Web accessibility refers to building websites, tools, and technologies that are designed and developed to allow people with disabilities to use them.
Making your site accessible not only benefits those with disabilities, but it also improves overall user experience across different devices and situations. It can increase your market share, manage legal risk, improve access to public sector revenue, and protect your brand. In addition, teams that embrace web accessibility find that by designing with a more diverse group of people in mind, they increase the likelihood of innovation.
This guide will help you improve the experience for everyone who uses your site, future-proof its content, and build a sustainable accessibility practice across your teams. It will also help you identify areas where you may wish to use professional accessibility services and partners.
If web accessibility is new to you, the following concepts will help you on your journey.
The American with Disabilities Act (ADA), defines a person with a disability as a person who has a physical or mental impairment that substantially limits at least one major life activity. Disabilities can be both permanent or temporary/situational.

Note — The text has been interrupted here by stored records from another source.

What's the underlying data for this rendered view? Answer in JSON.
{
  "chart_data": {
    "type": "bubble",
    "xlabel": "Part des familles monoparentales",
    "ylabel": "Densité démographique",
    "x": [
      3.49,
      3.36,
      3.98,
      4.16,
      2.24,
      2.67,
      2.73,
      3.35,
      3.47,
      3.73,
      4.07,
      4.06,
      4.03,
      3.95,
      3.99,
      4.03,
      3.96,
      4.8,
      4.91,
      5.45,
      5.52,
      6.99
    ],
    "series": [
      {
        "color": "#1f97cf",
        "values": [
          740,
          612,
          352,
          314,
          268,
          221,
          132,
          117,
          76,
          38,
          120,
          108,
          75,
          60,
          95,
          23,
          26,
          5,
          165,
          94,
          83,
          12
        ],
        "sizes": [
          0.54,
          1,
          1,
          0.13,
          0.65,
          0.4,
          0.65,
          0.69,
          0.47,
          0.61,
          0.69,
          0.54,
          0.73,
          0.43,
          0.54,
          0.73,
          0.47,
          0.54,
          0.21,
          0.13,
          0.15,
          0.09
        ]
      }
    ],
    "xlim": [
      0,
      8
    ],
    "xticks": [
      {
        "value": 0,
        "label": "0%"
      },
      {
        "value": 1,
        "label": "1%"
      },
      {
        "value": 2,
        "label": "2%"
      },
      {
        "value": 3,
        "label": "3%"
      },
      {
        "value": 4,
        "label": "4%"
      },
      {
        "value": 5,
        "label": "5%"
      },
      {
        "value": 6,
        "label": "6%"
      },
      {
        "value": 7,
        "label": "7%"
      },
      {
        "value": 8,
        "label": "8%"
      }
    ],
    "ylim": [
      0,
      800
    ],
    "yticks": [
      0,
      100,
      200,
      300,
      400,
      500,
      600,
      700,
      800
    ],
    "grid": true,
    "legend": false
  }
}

Disabilities can be divided into the following categories:
- Visual: color blindness, low vision, blindness
- Cognitive, learning, and neurological: autism spectrum disorder, mental health, perceptual disabilities
- Auditory: hard of hearing, deafness
- Physical: amputation, paralysis, repetitive stress injury
- Speech: muteness, stuttering
This is by no means an exhaustive list. You can find more details on each entry in this article by Yale University.
The World Wide Web Consortium's (W3C) Web Content Accessibility Guidelines (WCAG) are an internationally accepted standard for website accessibility. WCAG documents provide detailed explanations and examples on how to make web content more accessible to people with disabilities. The current standard and drafts can be found in the WCAG 2 Overview.
The WCAG principles that structure accessibility guidelines aim for information and user interface components to be Perceivable, Operable, Understandable, and Robust (POUR). For each guideline, there are testable success criteria at three levels:
- A (essential)
- AA (ideal)
- AAA (high-level support)
Inclusive Design is a methodology that considers the full range of human diversity, with respect to ability, language, culture, and more. Its intent is to create products whose experiences serve as many people as possible, including those with disabilities.
a11y stands for "accessibility". Use of this term on the internet helps to identify content related specifically to digital accessibility.